JOSH AND HAZEL'S GUIDE TO NOT DATING
After reading The Unhoneymooners, I decided to read a few more books by Christina Lauren and this one was dominated the recommendations from friends. I did not expect to be as in love as I was with The Unhoneymooners, but I also wasn't expecting to be disappointed. And friends, I was disappointed. But first, a synopsis:
Hazel is not ordinary–not by anyone's standards. She has a dog named Winnie the Poodle, a fish named Daniel Craig, a bird named Vodka, and absolutely connects with the third graders she teaches. She's had a lot of embarrassing moments (she'd like everyone to forget the time she puked hotdogs on television, thank you), she has no filter on her thoughts or her mouth, she dresses a little bit out there, but she's got a good heart and a good soul.

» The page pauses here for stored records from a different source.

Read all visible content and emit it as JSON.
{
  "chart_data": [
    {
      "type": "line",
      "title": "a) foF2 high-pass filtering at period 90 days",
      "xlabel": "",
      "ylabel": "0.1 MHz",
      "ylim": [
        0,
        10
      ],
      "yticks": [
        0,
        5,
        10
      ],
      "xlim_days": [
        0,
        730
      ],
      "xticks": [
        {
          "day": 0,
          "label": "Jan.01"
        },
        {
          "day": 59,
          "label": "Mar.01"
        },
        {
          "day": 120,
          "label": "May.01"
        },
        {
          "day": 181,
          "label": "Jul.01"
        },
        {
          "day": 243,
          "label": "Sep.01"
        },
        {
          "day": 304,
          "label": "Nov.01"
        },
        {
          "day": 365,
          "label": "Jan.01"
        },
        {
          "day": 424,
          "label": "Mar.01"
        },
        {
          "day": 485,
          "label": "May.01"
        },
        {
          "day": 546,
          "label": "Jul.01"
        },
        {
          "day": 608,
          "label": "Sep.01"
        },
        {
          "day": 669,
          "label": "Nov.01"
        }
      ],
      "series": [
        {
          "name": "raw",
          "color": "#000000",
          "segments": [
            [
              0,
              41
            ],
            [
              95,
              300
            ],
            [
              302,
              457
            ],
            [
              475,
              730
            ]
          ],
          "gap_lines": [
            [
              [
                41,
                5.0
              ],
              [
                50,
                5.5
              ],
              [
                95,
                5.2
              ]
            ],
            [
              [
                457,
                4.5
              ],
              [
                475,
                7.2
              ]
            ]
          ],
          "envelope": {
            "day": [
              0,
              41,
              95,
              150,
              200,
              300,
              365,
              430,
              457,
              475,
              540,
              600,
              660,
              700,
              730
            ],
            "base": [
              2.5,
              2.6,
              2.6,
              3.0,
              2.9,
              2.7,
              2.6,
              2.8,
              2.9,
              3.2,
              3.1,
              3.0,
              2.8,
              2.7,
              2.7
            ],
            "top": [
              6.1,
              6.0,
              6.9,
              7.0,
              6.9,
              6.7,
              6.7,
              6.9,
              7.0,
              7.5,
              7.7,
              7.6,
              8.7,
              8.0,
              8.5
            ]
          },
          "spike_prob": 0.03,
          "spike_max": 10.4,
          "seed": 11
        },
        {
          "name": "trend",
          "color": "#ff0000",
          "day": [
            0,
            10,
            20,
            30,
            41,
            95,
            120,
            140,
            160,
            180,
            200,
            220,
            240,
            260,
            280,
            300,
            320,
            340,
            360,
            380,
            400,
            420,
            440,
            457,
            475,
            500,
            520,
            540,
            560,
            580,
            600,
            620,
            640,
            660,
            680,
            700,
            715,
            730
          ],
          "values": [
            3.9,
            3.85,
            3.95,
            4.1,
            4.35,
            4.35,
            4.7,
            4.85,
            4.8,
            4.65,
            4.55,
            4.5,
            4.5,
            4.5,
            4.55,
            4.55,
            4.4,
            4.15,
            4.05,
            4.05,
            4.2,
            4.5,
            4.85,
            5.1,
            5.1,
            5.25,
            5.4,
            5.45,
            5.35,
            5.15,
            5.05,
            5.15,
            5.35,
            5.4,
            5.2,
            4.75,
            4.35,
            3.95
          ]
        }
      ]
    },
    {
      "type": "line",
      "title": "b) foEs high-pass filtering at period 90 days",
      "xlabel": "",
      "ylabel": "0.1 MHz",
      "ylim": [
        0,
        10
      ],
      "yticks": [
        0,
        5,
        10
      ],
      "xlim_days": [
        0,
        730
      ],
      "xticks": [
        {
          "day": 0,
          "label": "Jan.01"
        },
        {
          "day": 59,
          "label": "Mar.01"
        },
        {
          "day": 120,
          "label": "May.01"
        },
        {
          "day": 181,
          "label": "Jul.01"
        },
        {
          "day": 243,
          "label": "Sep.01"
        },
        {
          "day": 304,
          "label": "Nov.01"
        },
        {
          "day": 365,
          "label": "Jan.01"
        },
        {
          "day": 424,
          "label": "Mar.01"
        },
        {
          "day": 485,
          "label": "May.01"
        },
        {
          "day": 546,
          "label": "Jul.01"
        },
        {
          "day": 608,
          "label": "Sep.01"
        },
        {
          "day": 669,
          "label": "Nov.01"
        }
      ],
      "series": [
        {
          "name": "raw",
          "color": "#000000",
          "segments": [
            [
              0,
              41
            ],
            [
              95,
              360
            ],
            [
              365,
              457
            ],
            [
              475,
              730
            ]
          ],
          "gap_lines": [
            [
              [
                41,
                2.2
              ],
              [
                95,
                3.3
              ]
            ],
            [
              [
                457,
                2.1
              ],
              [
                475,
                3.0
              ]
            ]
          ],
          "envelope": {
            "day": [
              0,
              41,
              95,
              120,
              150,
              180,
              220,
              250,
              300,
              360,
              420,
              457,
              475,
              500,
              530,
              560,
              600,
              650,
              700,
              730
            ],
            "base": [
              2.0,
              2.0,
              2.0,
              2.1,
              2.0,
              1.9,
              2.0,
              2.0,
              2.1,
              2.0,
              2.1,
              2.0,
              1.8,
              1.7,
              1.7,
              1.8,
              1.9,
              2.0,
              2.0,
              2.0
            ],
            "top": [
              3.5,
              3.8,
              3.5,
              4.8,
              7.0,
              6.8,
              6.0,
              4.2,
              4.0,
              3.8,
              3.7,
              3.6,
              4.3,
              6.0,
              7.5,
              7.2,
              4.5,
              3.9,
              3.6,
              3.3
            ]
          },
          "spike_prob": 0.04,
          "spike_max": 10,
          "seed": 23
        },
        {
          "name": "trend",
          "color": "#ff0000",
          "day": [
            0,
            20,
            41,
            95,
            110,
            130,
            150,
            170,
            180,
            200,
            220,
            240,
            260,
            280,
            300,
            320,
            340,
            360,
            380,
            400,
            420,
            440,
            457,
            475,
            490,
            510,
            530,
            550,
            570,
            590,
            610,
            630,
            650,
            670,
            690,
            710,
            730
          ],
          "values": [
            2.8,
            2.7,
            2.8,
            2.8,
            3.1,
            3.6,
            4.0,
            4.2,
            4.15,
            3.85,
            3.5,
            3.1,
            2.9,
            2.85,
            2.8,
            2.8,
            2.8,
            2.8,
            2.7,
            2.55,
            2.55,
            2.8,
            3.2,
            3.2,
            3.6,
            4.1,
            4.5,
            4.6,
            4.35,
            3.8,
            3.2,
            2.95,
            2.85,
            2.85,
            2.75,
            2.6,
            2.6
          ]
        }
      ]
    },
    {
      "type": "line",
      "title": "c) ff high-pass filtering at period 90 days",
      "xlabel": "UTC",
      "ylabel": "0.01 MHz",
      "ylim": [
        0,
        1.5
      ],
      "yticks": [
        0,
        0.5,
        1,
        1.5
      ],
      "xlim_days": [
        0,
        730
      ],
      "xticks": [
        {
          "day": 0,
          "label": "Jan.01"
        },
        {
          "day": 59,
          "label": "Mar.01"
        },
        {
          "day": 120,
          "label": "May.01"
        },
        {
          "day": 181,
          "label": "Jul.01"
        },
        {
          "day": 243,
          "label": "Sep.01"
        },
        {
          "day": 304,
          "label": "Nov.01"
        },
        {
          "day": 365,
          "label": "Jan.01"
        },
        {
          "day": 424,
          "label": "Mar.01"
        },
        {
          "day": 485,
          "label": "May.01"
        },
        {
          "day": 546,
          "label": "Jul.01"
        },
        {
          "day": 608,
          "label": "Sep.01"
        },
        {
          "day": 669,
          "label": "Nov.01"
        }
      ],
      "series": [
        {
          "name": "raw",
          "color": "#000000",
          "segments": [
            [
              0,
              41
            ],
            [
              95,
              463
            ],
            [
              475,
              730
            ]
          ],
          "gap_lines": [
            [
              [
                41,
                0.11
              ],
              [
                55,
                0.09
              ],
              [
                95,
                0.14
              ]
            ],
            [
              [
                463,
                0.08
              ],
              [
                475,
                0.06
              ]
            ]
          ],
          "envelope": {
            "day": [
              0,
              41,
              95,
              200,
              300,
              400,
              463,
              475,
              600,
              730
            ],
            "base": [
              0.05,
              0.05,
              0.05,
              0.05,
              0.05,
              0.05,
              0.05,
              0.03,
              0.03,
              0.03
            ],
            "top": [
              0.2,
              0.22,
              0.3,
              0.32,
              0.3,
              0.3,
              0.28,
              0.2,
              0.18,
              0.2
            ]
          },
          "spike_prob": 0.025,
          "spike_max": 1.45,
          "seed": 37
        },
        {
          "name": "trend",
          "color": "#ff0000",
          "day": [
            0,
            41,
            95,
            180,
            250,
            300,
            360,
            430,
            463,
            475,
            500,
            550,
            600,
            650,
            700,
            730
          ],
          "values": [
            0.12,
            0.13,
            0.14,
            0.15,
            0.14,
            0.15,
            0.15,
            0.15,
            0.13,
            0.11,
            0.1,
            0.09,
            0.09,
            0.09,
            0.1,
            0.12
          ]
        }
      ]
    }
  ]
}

Josh Im has known Hazel since college, since that night she puked on his shoes, actually, although that would not be the last awkward moment they have together. Fast forward ten years later and Hazel is best friends with Josh's sister and, now, Josh's best friend by force and coercion. But it turns out that Hazel, in all her energetic and zany glory, is exactly what Josh never knew he needed.
Let me be clear: this book was funny and romantic and had characters I really enjoyed. In fact, I can't say I hated any characters. Hazel was weird and comfortable with herself, a heroine that doesn't change even though it would "fit her in" with the rest of society, which I really admired. Josh was not a shitbag. He was cute and friendly and romantic and, honestly, a male character we need to see more often in romance. Together they were hysterical, their friends and family were great (and I'd totally read a book about Emily and Dave -- shout if there is one). They go on hysterical double dates that never end well. All in all, a good book. But, alas, not great.
Near the end, maybe fifty pages left, I had this gut feeling where I knew, I knew, that all of the things I loved were about to come to an end, and I was right. Stop here, friends, if you don't want a spoiler.
If there's one thing that absolutely turns me off of books, particularly romance, is the pregnancy trope. Look, I hear you, okay? I know it happens by accident all the time. I know. But do we have to read about it so frequently? Does girl always have to get pregnant for there to be conflict? This book could have ended so sweetly by just conquering Hazel's wariness of relationships. The end. But the pregnancy trope came in, and then the epilogue, and...well, that's where my expectations took a plummet and disappointment rose up out of the ashes.
I really enjoyed this book up until the last fifty pages, and for that, Josh and Hazel's Guide to Not Dating won't be high on my recommended list.